Postado em 29/11/2018
A obra de Tarsila do Amaral inovou a linguagem
das artes plásticas com elementos da vanguarda europeia
associados à cultura popular e à antropofagia
Engajada nos movimentos Pau-Brasil e Antropofágico, encabeçados por Oswald de Andrade nos anos 1920, Tarsila do Amaral (1886-1973) tornou-se símbolo do modernismo brasileiro. A pintora alimentou-se das vanguardas europeias do início do século e deglutiu essas inovações no caldeirão cultural de um país marcado pela miscigenação para transfigurá-las em arte nacional.
Embora não estivesse no Brasil durante a Semana de Arte Moderna, ocorrida em fevereiro de 1922, chegou pouco tempo depois, no mês de junho, após uma temporada de dois anos na Europa, e, por obra de Anita Malfatti, logo se aproximou dos modernistas paulistas Menotti del Picchia, Mario de Andrade e Oswald de Andrade. Os interesses comuns os uniram no chamado Grupo dos 5.
O relacionamento com Oswald pavimentou a parceria na vida e na arte. A pintora e o escritor se apaixonaram e viajaram juntos pela Europa durante o ano de 1923. A união, oficializada em 1926, foi tema do poema Tarsiwaldo, escrito por Mario de Andrade em homenagem à dupla.
Nessa imersão, a prática de vanguarda foi desenvolvida, sobretudo, “com os seus amigos artistas que viviam em Paris – o poeta modernista Blaise Cendrars, o escritor/cineasta Jean Cocteau e o pintor Fernand Léger”, cita a autora do livro Tarsila do Amaral: A Modernista (Edições Sesc São Paulo), Nádia Battella Gotlib. A obra A Negra (1923) é a mais representativa de Tarsila desse período e, de acordo com Nádia, já anunciava o antropofagismo.
Segundo a atora, na estadia europeia, Tarsila manteve o contato com o grupo modernista brasileiro, por correspondência. “É o caso das cartas que trocou com Mário de Andrade”, afirma. Nelas, expressava o desejo de se tornar a pintora de sua terra, amalgamando em sua obra o ambiente rural da infância vivida em Capivari, interior de São Paulo.
No intercâmbio cultural, a conexão não se deu apenas em Paris. A amizade com o poeta globe-trotter Blaise Cendrars se estreitou, e o arauto do modernismo acabou ensejando uma viagem de descoberta do Brasil e sua cultura popular que se mostraria seminal da poesia Pau-Brasil. “Na trilha artística da pintura e do desenho, Tarsila abriu alas para a literatura.
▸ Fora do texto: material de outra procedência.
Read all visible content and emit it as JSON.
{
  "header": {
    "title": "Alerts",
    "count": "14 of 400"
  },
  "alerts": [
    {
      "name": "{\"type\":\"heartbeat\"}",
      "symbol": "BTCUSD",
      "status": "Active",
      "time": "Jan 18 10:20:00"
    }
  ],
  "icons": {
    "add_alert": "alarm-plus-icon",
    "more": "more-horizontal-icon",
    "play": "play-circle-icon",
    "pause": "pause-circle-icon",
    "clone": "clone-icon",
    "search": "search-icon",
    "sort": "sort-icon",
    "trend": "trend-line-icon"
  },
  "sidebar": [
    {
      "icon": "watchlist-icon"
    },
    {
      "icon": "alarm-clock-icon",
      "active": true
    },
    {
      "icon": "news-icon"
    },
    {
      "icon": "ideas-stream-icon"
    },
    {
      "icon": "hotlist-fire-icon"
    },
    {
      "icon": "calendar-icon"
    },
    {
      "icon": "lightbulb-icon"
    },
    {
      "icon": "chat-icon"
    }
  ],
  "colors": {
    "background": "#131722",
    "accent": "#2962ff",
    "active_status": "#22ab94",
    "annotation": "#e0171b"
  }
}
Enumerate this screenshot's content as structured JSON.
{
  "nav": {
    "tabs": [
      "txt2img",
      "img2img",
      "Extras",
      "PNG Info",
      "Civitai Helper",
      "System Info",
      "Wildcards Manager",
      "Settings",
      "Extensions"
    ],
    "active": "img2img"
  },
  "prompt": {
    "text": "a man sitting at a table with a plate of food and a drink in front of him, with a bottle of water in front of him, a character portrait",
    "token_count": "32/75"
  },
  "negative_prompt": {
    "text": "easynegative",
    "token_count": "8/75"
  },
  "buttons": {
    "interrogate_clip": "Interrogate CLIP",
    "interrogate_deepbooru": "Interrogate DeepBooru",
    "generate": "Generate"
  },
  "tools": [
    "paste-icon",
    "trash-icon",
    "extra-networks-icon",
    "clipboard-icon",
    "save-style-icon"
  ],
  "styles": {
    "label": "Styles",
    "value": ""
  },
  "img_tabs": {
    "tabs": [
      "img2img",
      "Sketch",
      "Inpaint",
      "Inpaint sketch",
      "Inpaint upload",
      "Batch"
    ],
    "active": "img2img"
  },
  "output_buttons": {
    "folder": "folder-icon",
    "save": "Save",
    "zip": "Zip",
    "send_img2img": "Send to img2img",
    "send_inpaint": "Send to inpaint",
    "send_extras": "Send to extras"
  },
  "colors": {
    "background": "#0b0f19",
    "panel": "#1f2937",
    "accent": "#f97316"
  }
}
Definiu direções do movimento Pau-Brasil, que se consolidou nas viagens da caravana paulista, de que participou Cendrars, quando cumprem um programa de destaque na história do turismo no nosso país: passam o Carnaval no Rio de Janeiro e a Semana Santa nas cidades históricas de Minas Gerais”, resume Nádia.
De troca em troca, a primeira exposição de Tarsila em Paris, em 1926, realizou-se com o apoio de Cendrars. E também foi ela que apertou o play da antropofagia, ao presentear Oswald de Andrade com o quadro Abaporu (1928). Sobre a figura representada escreveria dez anos depois no artigo Pintura Pau Brasil e Antropofagia, publicado na Revista Anual do Salão de Maio, nº 1: “O Abaporu impressionou profundamente. Sugeria a criatura fatalizada, presa à terra com seus enormes e pesados pés. Um símbolo”.
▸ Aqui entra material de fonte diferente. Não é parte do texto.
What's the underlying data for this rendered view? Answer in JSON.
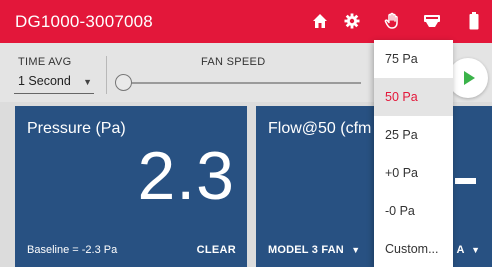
{
  "appbar": {
    "title": "DG1000-3007008",
    "icons": [
      "home-icon",
      "gear-icon",
      "hand-icon",
      "device-icon",
      "battery-icon"
    ],
    "color": "#e3173a"
  },
  "controls": {
    "time_avg_label": "TIME AVG",
    "time_avg_value": "1 Second",
    "fan_speed_label": "FAN SPEED",
    "fan_speed_level": 0
  },
  "cards": {
    "pressure": {
      "title": "Pressure (Pa)",
      "value": "2.3",
      "baseline": "Baseline = -2.3 Pa",
      "clear_label": "CLEAR"
    },
    "flow": {
      "title": "Flow@50 (cfm",
      "value": "-",
      "model_label": "MODEL 3 FAN",
      "range_label": "A"
    },
    "color": "#285182"
  },
  "menu": {
    "items": [
      "75 Pa",
      "50 Pa",
      "25 Pa",
      "+0 Pa",
      "-0 Pa",
      "Custom..."
    ],
    "selected": "50 Pa"
  },
  "accent_green": "#3bb34a"
}
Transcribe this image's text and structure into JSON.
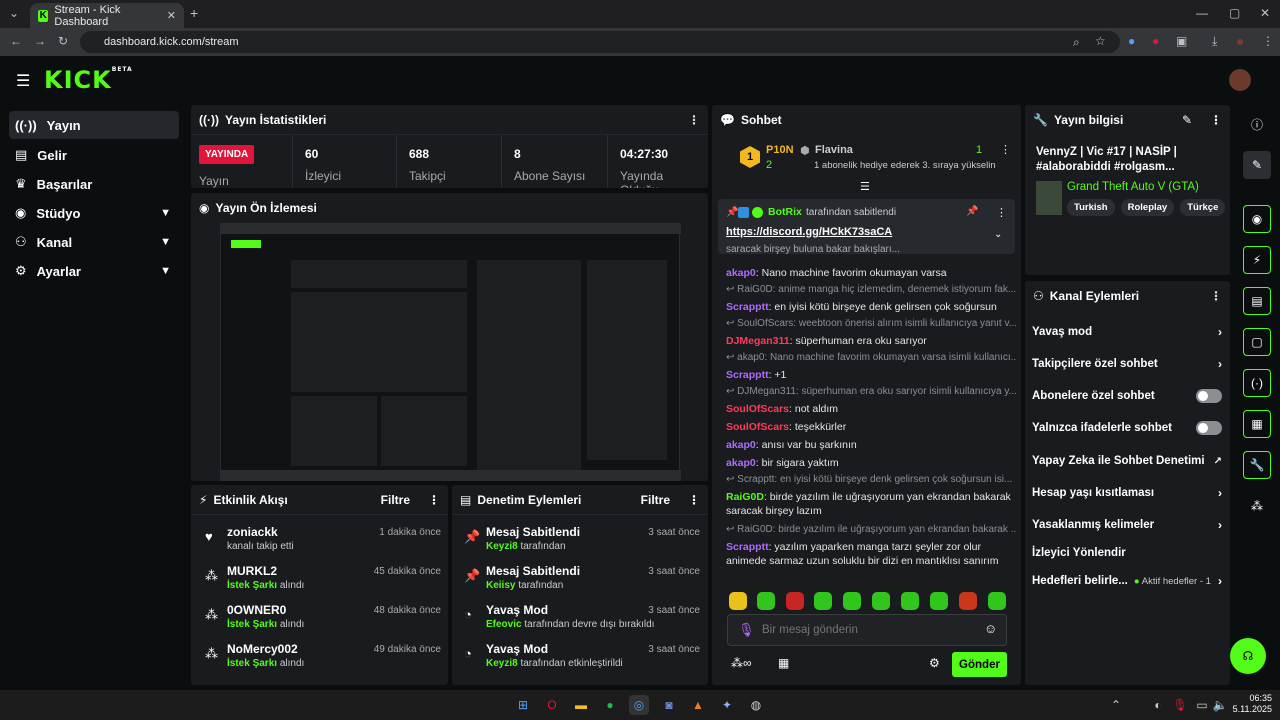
{
  "browser": {
    "tab_title": "Stream - Kick Dashboard",
    "url": "dashboard.kick.com/stream"
  },
  "header": {
    "logo": "KICK",
    "logo_badge": "BETA"
  },
  "sidebar": {
    "items": [
      {
        "label": "Yayın",
        "icon": "broadcast-icon"
      },
      {
        "label": "Gelir",
        "icon": "revenue-icon"
      },
      {
        "label": "Başarılar",
        "icon": "trophy-icon"
      },
      {
        "label": "Stüdyo",
        "icon": "studio-icon"
      },
      {
        "label": "Kanal",
        "icon": "channel-icon"
      },
      {
        "label": "Ayarlar",
        "icon": "settings-icon"
      }
    ]
  },
  "stats": {
    "title": "Yayın İstatistikleri",
    "live_badge": "YAYINDA",
    "live_label": "Yayın",
    "viewers_value": "60",
    "viewers_label": "İzleyici",
    "followers_value": "688",
    "followers_label": "Takipçi",
    "subs_value": "8",
    "subs_label": "Abone Sayısı",
    "uptime_value": "04:27:30",
    "uptime_label": "Yayında Olduğu"
  },
  "preview": {
    "title": "Yayın Ön İzlemesi"
  },
  "activity": {
    "title": "Etkinlik Akışı",
    "filter": "Filtre",
    "rows": [
      {
        "name": "zoniackk",
        "sub": "kanalı takip etti",
        "hl": "",
        "time": "1 dakika önce"
      },
      {
        "name": "MURKL2",
        "hl": "İstek Şarkı",
        "sub": "alındı",
        "time": "45 dakika önce"
      },
      {
        "name": "0OWNER0",
        "hl": "İstek Şarkı",
        "sub": "alındı",
        "time": "48 dakika önce"
      },
      {
        "name": "NoMercy002",
        "hl": "İstek Şarkı",
        "sub": "alındı",
        "time": "49 dakika önce"
      }
    ]
  },
  "moderation": {
    "title": "Denetim Eylemleri",
    "filter": "Filtre",
    "rows": [
      {
        "name": "Mesaj Sabitlendi",
        "hl": "Keyzi8",
        "sub": "tarafından",
        "time": "3 saat önce"
      },
      {
        "name": "Mesaj Sabitlendi",
        "hl": "Keiisy",
        "sub": "tarafından",
        "time": "3 saat önce"
      },
      {
        "name": "Yavaş Mod",
        "hl": "Efeovic",
        "sub": "tarafından devre dışı bırakıldı",
        "time": "3 saat önce"
      },
      {
        "name": "Yavaş Mod",
        "hl": "Keyzi8",
        "sub": "tarafından etkinleştirildi",
        "time": "3 saat önce"
      }
    ]
  },
  "chat": {
    "title": "Sohbet",
    "top_user": "P10N",
    "top_count": "2",
    "gift_user": "Flavina",
    "gift_count": "1",
    "gift_text": "1 abonelik hediye ederek 3. sıraya yükselin",
    "pinned_by": "BotRix",
    "pinned_suffix": "tarafından sabitlendi",
    "pinned_link": "https://discord.gg/HCkK73saCA",
    "partial_line": "saracak birşey buluna bakar bakışları...",
    "messages": [
      {
        "type": "msg",
        "user": "akap0",
        "color": "#b06cff",
        "text": "Nano machine favorim okumayan varsa"
      },
      {
        "type": "reply",
        "text": "RaiG0D: anime manga hiç izlemedim, denemek istiyorum fak..."
      },
      {
        "type": "msg",
        "user": "Scrapptt",
        "color": "#b06cff",
        "text": "en iyisi kötü birşeye denk gelirsen çok soğursun"
      },
      {
        "type": "reply",
        "text": "SoulOfScars: weebtoon önerisi alırım isimli kullanıcıya yanıt v..."
      },
      {
        "type": "msg",
        "user": "DJMegan311",
        "color": "#ff3b5b",
        "text": "süperhuman era oku sarıyor"
      },
      {
        "type": "reply",
        "text": "akap0: Nano machine favorim okumayan varsa isimli kullanıcı..."
      },
      {
        "type": "msg",
        "user": "Scrapptt",
        "color": "#b06cff",
        "text": "+1"
      },
      {
        "type": "reply",
        "text": "DJMegan311: süperhuman era oku sarıyor isimli kullanıcıya y..."
      },
      {
        "type": "msg",
        "user": "SoulOfScars",
        "color": "#ff3b5b",
        "text": "not aldım"
      },
      {
        "type": "msg",
        "user": "SoulOfScars",
        "color": "#ff3b5b",
        "text": "teşekkürler"
      },
      {
        "type": "msg",
        "user": "akap0",
        "color": "#b06cff",
        "text": "anısı var bu şarkının"
      },
      {
        "type": "msg",
        "user": "akap0",
        "color": "#b06cff",
        "text": "bir sigara yaktım"
      },
      {
        "type": "reply",
        "text": "Scrapptt: en iyisi kötü birşeye denk gelirsen çok soğursun isi..."
      },
      {
        "type": "msg",
        "user": "RaiG0D",
        "color": "#53fc18",
        "text": "birde yazılım ile uğraşıyorum yan ekrandan bakarak saracak birşey lazım"
      },
      {
        "type": "reply",
        "text": "RaiG0D: birde yazılım ile uğraşıyorum yan ekrandan bakarak ..."
      },
      {
        "type": "msg",
        "user": "Scrapptt",
        "color": "#b06cff",
        "text": "yazılım yaparken manga tarzı şeyler zor olur animede sarmaz uzun soluklu bir dizi en mantıklısı sanırım"
      }
    ],
    "input_placeholder": "Bir mesaj gönderin",
    "send": "Gönder"
  },
  "stream_info": {
    "title": "Yayın bilgisi",
    "stream_title": "VennyZ | Vic #17 | NASİP | #alaborabiddi #rolgasm...",
    "category": "Grand Theft Auto V (GTA)",
    "tags": [
      "Turkish",
      "Roleplay",
      "Türkçe"
    ]
  },
  "channel_actions": {
    "title": "Kanal Eylemleri",
    "rows": [
      {
        "label": "Yavaş mod",
        "kind": "arrow"
      },
      {
        "label": "Takipçilere özel sohbet",
        "kind": "arrow"
      },
      {
        "label": "Abonelere özel sohbet",
        "kind": "toggle"
      },
      {
        "label": "Yalnızca ifadelerle sohbet",
        "kind": "toggle"
      },
      {
        "label": "Yapay Zeka ile Sohbet Denetimi",
        "kind": "external"
      },
      {
        "label": "Hesap yaşı kısıtlaması",
        "kind": "arrow"
      },
      {
        "label": "Yasaklanmış kelimeler",
        "kind": "arrow"
      },
      {
        "label": "İzleyici Yönlendir",
        "kind": "none"
      },
      {
        "label": "Hedefleri belirle...",
        "kind": "goal",
        "extra": "Aktif hedefler - 1"
      }
    ]
  },
  "taskbar": {
    "time": "06:35",
    "date": "5.11.2025"
  },
  "colors": {
    "accent": "#53fc18",
    "panel": "#191b1f",
    "bg": "#0b0e0f",
    "live": "#e2143a"
  }
}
Em textos e imagens, biografia renova
olhar sobre vida e obra de Tarsila do Amaral
Lançado na Festa Literária Internacional de Paraty e na Bienal do Livro de São Paulo 2018, Tarsila do Amaral: A Modernista (Edições Sesc São Paulo) é a biografia escrita pela professora e ensaísta Nádia Battella Gotlib, que renova o olhar sobre o legado da artista, recriando sua trajetória libertária, por meio de fatos da vida íntima, formação artística, circuito modernista, movimento Pau-Brasil e a Antropofagia. Dividida em oito capítulos, a publicação reforça em textos analíticos, poemas, imagens, trechos de cartas, cronologia e referências bibliográficas o potente arsenal criativo e pessoal de Tarsila.